Revisados los antecedentes procesales, se tiene que, la entidad recurrente, en la contestación a la demanda, efectuada por memorial de fs. 229 a 231, expuso como argumentos de su defensa, la prescripción de los derechos correspondientes al primer periodo, en aplicación del art. 120 de la LGT, ante la existencia de una discontinuidad entre periodos laborales acreditable, exponiendo que, si bien existieron 31 contratos, entre los contratos 18 y 19, hubo una cesantía mayor a tres meses (530 días); por lo que, alegó se considere dos periodos, de los que, el primerio culminó en septiembre de 2005, prescribiendo los derechos correspondientes a este primer periodo, por no haberse reclamado en su oportunidad; en ese entendido, el Juez de la causa, ingresó a realizar un análisis de la prescripción alegada; que fue plasmada en el primer actuado de la entidad demandada; por lo que, no se obró de oficio, como erróneamente aprecio el Tribunal de alzada, pues, evidentemente conforme prevé el art. 134 del CPT: “Los tribunales laborales no podrán aplicar de oficio la prescripción que no fue invocada por quien o quienes podían valerse de ella; sin embargo, en el caso, se refirió en forma expresa en la contestación sobre la prescripción de los derechos del primer periodo laboral; es decir que, si fue invocada.

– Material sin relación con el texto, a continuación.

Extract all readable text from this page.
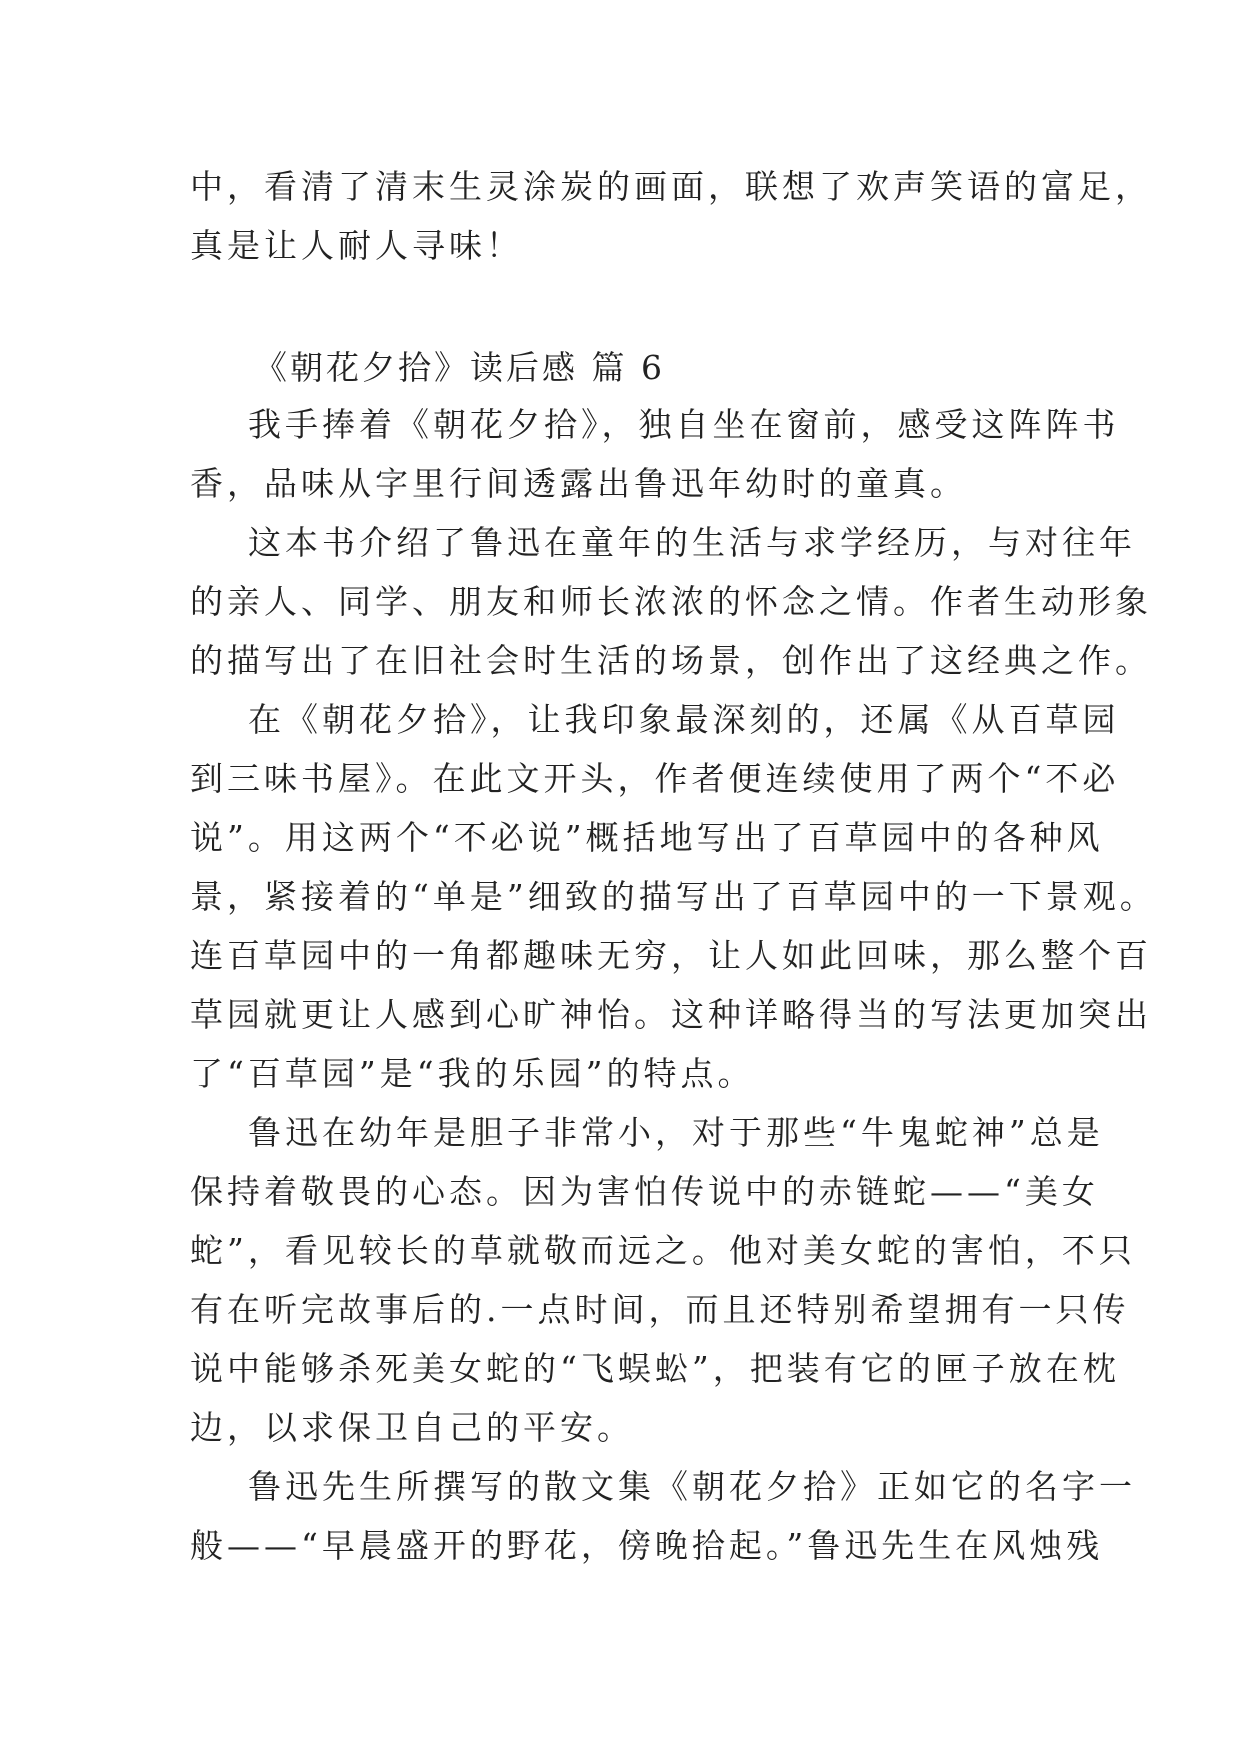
中，看清了清末生灵涂炭的画面，联想了欢声笑语的富足，
真是让人耐人寻味！
《朝花夕拾》读后感 篇 6
我手捧着《朝花夕拾》，独自坐在窗前，感受这阵阵书
香，品味从字里行间透露出鲁迅年幼时的童真。
这本书介绍了鲁迅在童年的生活与求学经历，与对往年
的亲人、同学、朋友和师长浓浓的怀念之情。作者生动形象
的描写出了在旧社会时生活的场景，创作出了这经典之作。
在《朝花夕拾》，让我印象最深刻的，还属《从百草园
到三味书屋》。在此文开头，作者便连续使用了两个“不必
说”。用这两个“不必说”概括地写出了百草园中的各种风
景，紧接着的“单是”细致的描写出了百草园中的一下景观。
连百草园中的一角都趣味无穷，让人如此回味，那么整个百
草园就更让人感到心旷神怡。这种详略得当的写法更加突出
了“百草园”是“我的乐园”的特点。
鲁迅在幼年是胆子非常小，对于那些“牛鬼蛇神”总是
保持着敬畏的心态。因为害怕传说中的赤链蛇——“美女
蛇”，看见较长的草就敬而远之。他对美女蛇的害怕，不只
有在听完故事后的.一点时间，而且还特别希望拥有一只传
说中能够杀死美女蛇的“飞蜈蚣”，把装有它的匣子放在枕
边，以求保卫自己的平安。
鲁迅先生所撰写的散文集《朝花夕拾》正如它的名字一
般——“早晨盛开的野花，傍晚拾起。”鲁迅先生在风烛残
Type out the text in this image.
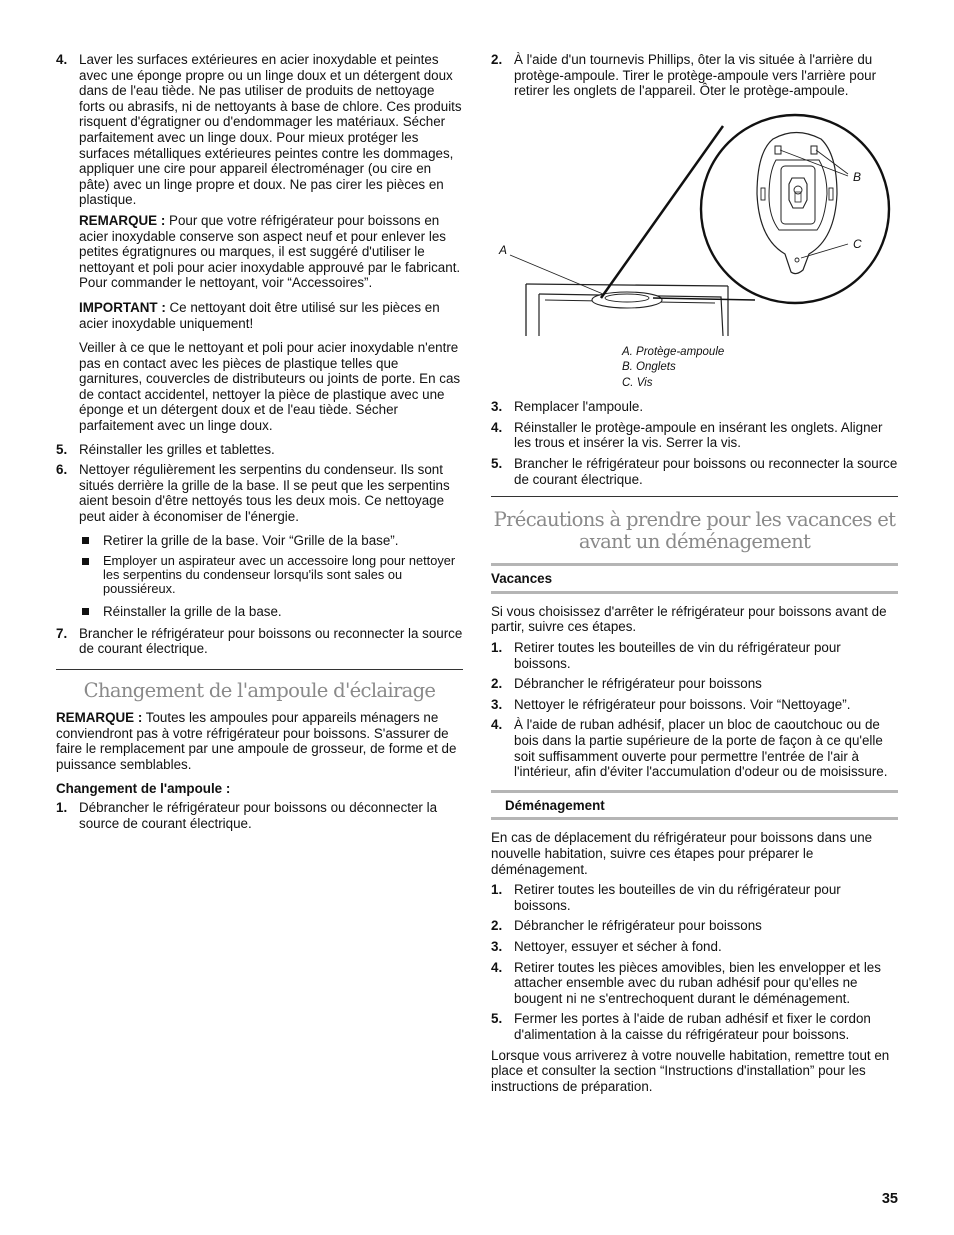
4. Laver les surfaces extérieures en acier inoxydable et peintes avec une éponge propre ou un linge doux et un détergent doux dans de l'eau tiède. Ne pas utiliser de produits de nettoyage forts ou abrasifs, ni de nettoyants à base de chlore. Ces produits risquent d'égratigner ou d'endommager les matériaux. Sécher parfaitement avec un linge doux. Pour mieux protéger les surfaces métalliques extérieures peintes contre les dommages, appliquer une cire pour appareil électroménager (ou cire en pâte) avec un linge propre et doux. Ne pas cirer les pièces en plastique.

REMARQUE : Pour que votre réfrigérateur pour boissons en acier inoxydable conserve son aspect neuf et pour enlever les petites égratignures ou marques, il est suggéré d'utiliser le nettoyant et poli pour acier inoxydable approuvé par le fabricant. Pour commander le nettoyant, voir “Accessoires”.

IMPORTANT : Ce nettoyant doit être utilisé sur les pièces en acier inoxydable uniquement!

Veiller à ce que le nettoyant et poli pour acier inoxydable n'entre pas en contact avec les pièces de plastique telles que garnitures, couvercles de distributeurs ou joints de porte. En cas de contact accidentel, nettoyer la pièce de plastique avec une éponge et un détergent doux et de l'eau tiède. Sécher parfaitement avec un linge doux.

5. Réinstaller les grilles et tablettes.
6. Nettoyer régulièrement les serpentins du condenseur. Ils sont situés derrière la grille de la base. Il se peut que les serpentins aient besoin d'être nettoyés tous les deux mois. Ce nettoyage peut aider à économiser de l'énergie.
Retirer la grille de la base. Voir “Grille de la base”.
Employer un aspirateur avec un accessoire long pour nettoyer les serpentins du condenseur lorsqu'ils sont sales ou poussiéreux.
Réinstaller la grille de la base.
7. Brancher le réfrigérateur pour boissons ou reconnecter la source de courant électrique.
Changement de l'ampoule d'éclairage

REMARQUE : Toutes les ampoules pour appareils ménagers ne conviendront pas à votre réfrigérateur pour boissons. S'assurer de faire le remplacement par une ampoule de grosseur, de forme et de puissance semblables.

Changement de l'ampoule :

1. Débrancher le réfrigérateur pour boissons ou déconnecter la source de courant électrique.
2. À l'aide d'un tournevis Phillips, ôter la vis située à l'arrière du protège-ampoule. Tirer le protège-ampoule vers l'arrière pour retirer les onglets de l'appareil. Ôter le protège-ampoule.
A
B
C
A. Protège-ampoule
B. Onglets
C. Vis
3. Remplacer l'ampoule.
4. Réinstaller le protège-ampoule en insérant les onglets. Aligner les trous et insérer la vis. Serrer la vis.
5. Brancher le réfrigérateur pour boissons ou reconnecter la source de courant électrique.
Précautions à prendre pour les vacances et avant un déménagement
Vacances

Si vous choisissez d'arrêter le réfrigérateur pour boissons avant de partir, suivre ces étapes.

1. Retirer toutes les bouteilles de vin du réfrigérateur pour boissons.
2. Débrancher le réfrigérateur pour boissons
3. Nettoyer le réfrigérateur pour boissons. Voir “Nettoyage”.
4. À l'aide de ruban adhésif, placer un bloc de caoutchouc ou de bois dans la partie supérieure de la porte de façon à ce qu'elle soit suffisamment ouverte pour permettre l'entrée de l'air à l'intérieur, afin d'éviter l'accumulation d'odeur ou de moisissure.
Déménagement

En cas de déplacement du réfrigérateur pour boissons dans une nouvelle habitation, suivre ces étapes pour préparer le déménagement.

1. Retirer toutes les bouteilles de vin du réfrigérateur pour boissons.
2. Débrancher le réfrigérateur pour boissons
3. Nettoyer, essuyer et sécher à fond.
4. Retirer toutes les pièces amovibles, bien les envelopper et les attacher ensemble avec du ruban adhésif pour qu'elles ne bougent ni ne s'entrechoquent durant le déménagement.
5. Fermer les portes à l'aide de ruban adhésif et fixer le cordon d'alimentation à la caisse du réfrigérateur pour boissons.

Lorsque vous arriverez à votre nouvelle habitation, remettre tout en place et consulter la section “Instructions d'installation” pour les instructions de préparation.

35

Por consiguiente, en mérito a lo expuesto y encontrándose fundado uno de los motivos traídos en casación, respecto a la prescripción de la indemnización por tiempo de servicios del primer periodo; corresponde corregir el error del Tribunal de apelación y resolver conforme dispone el art. 220-IV del CPC-2013, aplicable en la materia por expresa determinación del art. 252 del CPT.